Ignacio Camacho, ABC, 24/9/12
El gran error de Mas ha sido permitir que su reclamación de un pacto fiscal no tuviese otro plan B que el de la fuga
EL nacionalismo no es una ideología sino una creencia. Su ingrediente sentimental y victimista es tan potente que puede oscurecer o anular incluso sus propias reivindicaciones pragmáticas. Es lo que ha empezado a suceder en Cataluña, donde la reclamación soberanista, impulsada por motivos financieros, se ha desbordado hasta un punto que amenaza con llevar a la comunidad al desastre económico. Arrastrada por el torrente identitario, la sociedad catalana se está sumergiendo en un debate emocional capaz de arrastrarla mucho más allá de donde quería ir al plantear la mejora de sus condiciones fiscales.
En medio de este turbión que la dirigencia política no logra controlar pese a intuir el peligro que representa para sus intereses, la racionalidad está a punto de disiparse en beneficio de una intensa radicalidad emotiva. El mito independentista ha superado con su aura romántica la demanda de un reparto fiscal más favorable, ante la torpeza de unos gobernantes sobrepasados por los acontecimientos y con tal falta de liderazgo que ahora no son capaces de explicar lo que significaría la secesión a una opinión pública enfebrecida. Artur Mas y los suyos han emprendido una fuga hacia adelante creyendo que pueden abrir a machetazos un camino legal intermedio por el que salirse del laberinto en el que se han metido. Pero el delirio separatista, alentado por ellos mismos, ha calentado ya la temperatura hasta un punto en que son muchos los ciudadanos catalanes convencidos de que la independencia depende poco menos que de un simple trámite administrativo. Y se niegan a admitir, precisamente por el fuerte componente pasional e intangible de su creencia —o de su quimera, como ha escrito el Rey—, que al otro lado de una hipotética soberanía propia, fuera del euro y de la UE, no les espera un paraíso sino una verosímil caída en el abismo del empobrecimiento sobrevenido.

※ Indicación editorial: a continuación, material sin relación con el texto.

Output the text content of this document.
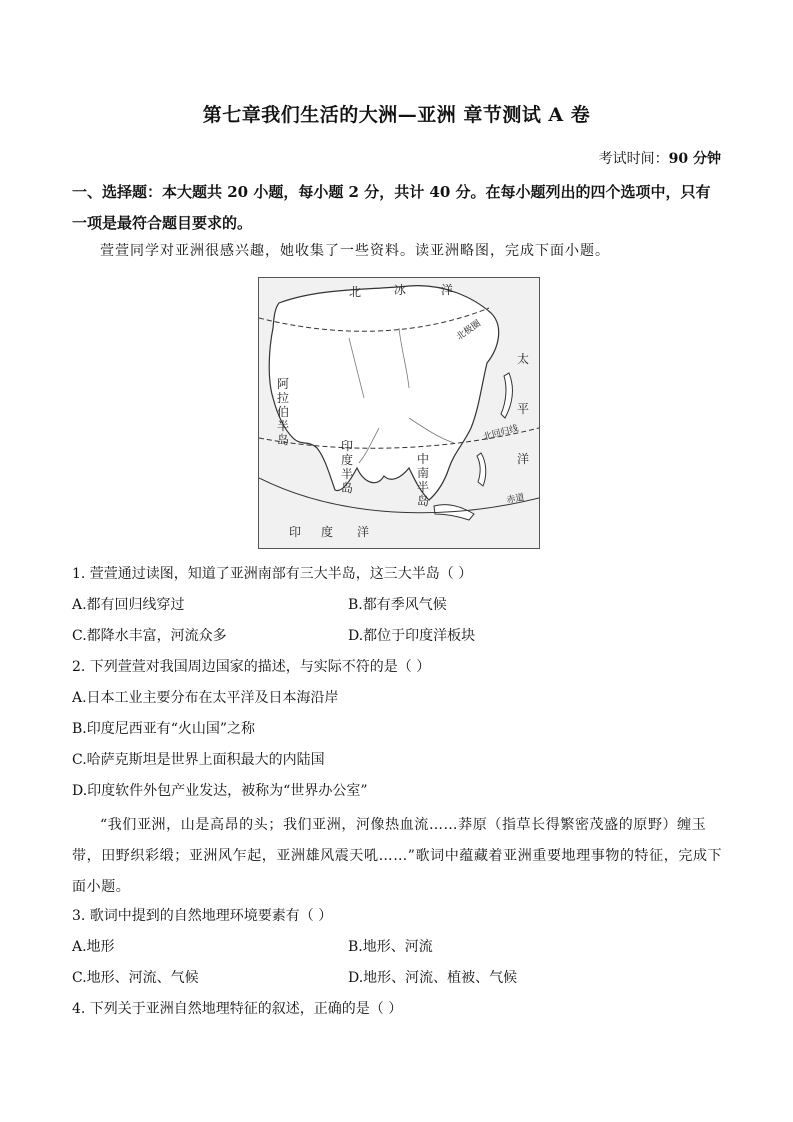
第七章我们生活的大洲—亚洲 章节测试 A 卷
考试时间：90 分钟
一、选择题：本大题共 20 小题，每小题 2 分，共计 40 分。在每小题列出的四个选项中，只有一项是最符合题目要求的。
萱萱同学对亚洲很感兴趣，她收集了一些资料。读亚洲略图，完成下面小题。
北	冰	洋
太
平
洋
阿
拉
伯
半
岛	印
度
半
岛
中
南
半
岛
印 度 洋
北极圈
北回归线
赤道
1. 萱萱通过读图，知道了亚洲南部有三大半岛，这三大半岛（ ）
A.都有回归线穿过	B.都有季风气候
C.都降水丰富，河流众多	D.都位于印度洋板块
2. 下列萱萱对我国周边国家的描述，与实际不符的是（ ）
A.日本工业主要分布在太平洋及日本海沿岸
B.印度尼西亚有“火山国”之称
C.哈萨克斯坦是世界上面积最大的内陆国
D.印度软件外包产业发达，被称为“世界办公室”
“我们亚洲，山是高昂的头；我们亚洲，河像热血流……莽原（指草长得繁密茂盛的原野）缠玉带，田野织彩缎；亚洲风乍起，亚洲雄风震天吼……”歌词中蕴藏着亚洲重要地理事物的特征，完成下面小题。
3. 歌词中提到的自然地理环境要素有（ ）
A.地形	B.地形、河流
C.地形、河流、气候	D.地形、河流、植被、气候
4. 下列关于亚洲自然地理特征的叙述，正确的是（ ）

El gran error de Mas ha sido permitir que su reclamación de un pacto fiscal constitucionalmente imposible no tuviese otro plan B que el de la huida. Excitado por la febril simbología del soberanismo viajó a Madrid como un líder que consume la última oportunidad de evitar un conflicto entre naciones. Ahora se siente tal vez empujado hacia donde no quería ir porque su pragmatismo intuye que se trata de un terreno en el que siempre le van a llevar ventaja los más exaltados. Y aunque no lo sepa, necesita ayuda de esa España a la que blasona de hacer frente. Una ayuda que Rajoy no le debería negar porque aunque no le corresponda facilitarle la salida a quien se presenta como adversario, su responsabilidad incluye preservar en lo posible al país de conflictos inoportunos que comprometen aún más nuestra ya menguada reputación colectiva. Y porque muchos procesos históricos se aceleran hasta el vértigo porque nadie cierra a tiempo el grifo que se han dejado abierto los visionarios.